Como ocurre con el caso de Hungría, los valores de la fe común son muy sensibles a la libertad de expresión, que abre espacios para la difusión de ideas consideradas peligrosas o directamente sacrílegas. Por eso se intenta impedir que se hable de lo que no gusta. En España aún tenemos legislación penal que protege sensibilidades religiosas.

En las dos entradas anteriores analizaba casos concretos, que manifiestan la dificultad que suponen estructuras arraigadas para adaptar las sociedades a lo que demanda la situación actual. Veíamos lo que cuesta impulsar en España mejores hábitos de pago (el poder del dinero) y la resistencia del BCE a eliminar los billetes (el poder de los aparatos político-burocráticos). Los que conservan poder y lo ven en peligro se defienden de los cambios y casi siempre son capaces de pararlos. 

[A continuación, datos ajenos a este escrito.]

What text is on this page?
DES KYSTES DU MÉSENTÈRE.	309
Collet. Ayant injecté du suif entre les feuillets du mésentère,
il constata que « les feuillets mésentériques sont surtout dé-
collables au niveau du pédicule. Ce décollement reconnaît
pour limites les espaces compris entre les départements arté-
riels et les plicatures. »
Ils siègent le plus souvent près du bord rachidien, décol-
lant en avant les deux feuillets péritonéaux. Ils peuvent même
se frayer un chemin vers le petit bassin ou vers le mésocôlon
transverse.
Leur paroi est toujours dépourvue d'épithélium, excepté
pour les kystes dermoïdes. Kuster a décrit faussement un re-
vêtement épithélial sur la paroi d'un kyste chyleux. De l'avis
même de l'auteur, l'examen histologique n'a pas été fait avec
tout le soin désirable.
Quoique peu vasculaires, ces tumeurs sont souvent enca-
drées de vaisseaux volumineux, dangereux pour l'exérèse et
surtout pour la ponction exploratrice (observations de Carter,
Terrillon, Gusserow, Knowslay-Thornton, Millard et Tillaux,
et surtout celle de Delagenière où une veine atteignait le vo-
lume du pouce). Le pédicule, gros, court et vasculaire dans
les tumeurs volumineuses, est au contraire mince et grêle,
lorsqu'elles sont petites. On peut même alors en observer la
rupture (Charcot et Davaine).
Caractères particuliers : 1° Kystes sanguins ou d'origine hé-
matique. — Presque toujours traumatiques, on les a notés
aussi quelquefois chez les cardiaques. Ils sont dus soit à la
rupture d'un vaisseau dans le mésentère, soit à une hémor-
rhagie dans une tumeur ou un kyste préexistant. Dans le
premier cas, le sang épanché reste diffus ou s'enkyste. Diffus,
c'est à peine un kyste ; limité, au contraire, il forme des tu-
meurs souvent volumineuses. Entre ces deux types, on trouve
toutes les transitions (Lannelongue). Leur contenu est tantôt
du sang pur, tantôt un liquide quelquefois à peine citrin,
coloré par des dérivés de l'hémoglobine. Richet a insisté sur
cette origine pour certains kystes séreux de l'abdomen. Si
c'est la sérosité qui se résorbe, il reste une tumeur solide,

La religión “nacional”, el poder de la palabra, pone obstáculos a la actualización de determinados hábitos sociales. Las religiones importadas pueden complicar más el problema, generan guetos de inmigrantes, desafían la convivencia y dificultan la integración de los nuevos ciudadanos en los valores de la libertad e igualdad. La semana pasada Francia, muy acosada por la presencia de una numerosa población islámica, ha aprobado una ley para combatir a los grupos más radicales. Espero que tengan éxito, aunque lo dudo. Desconfío de esa costumbre de los franceses de sacar una ley, cada vez que tienen un problema. Se quedan tranquilos durante una temporada, pero el problema tiende a persistir.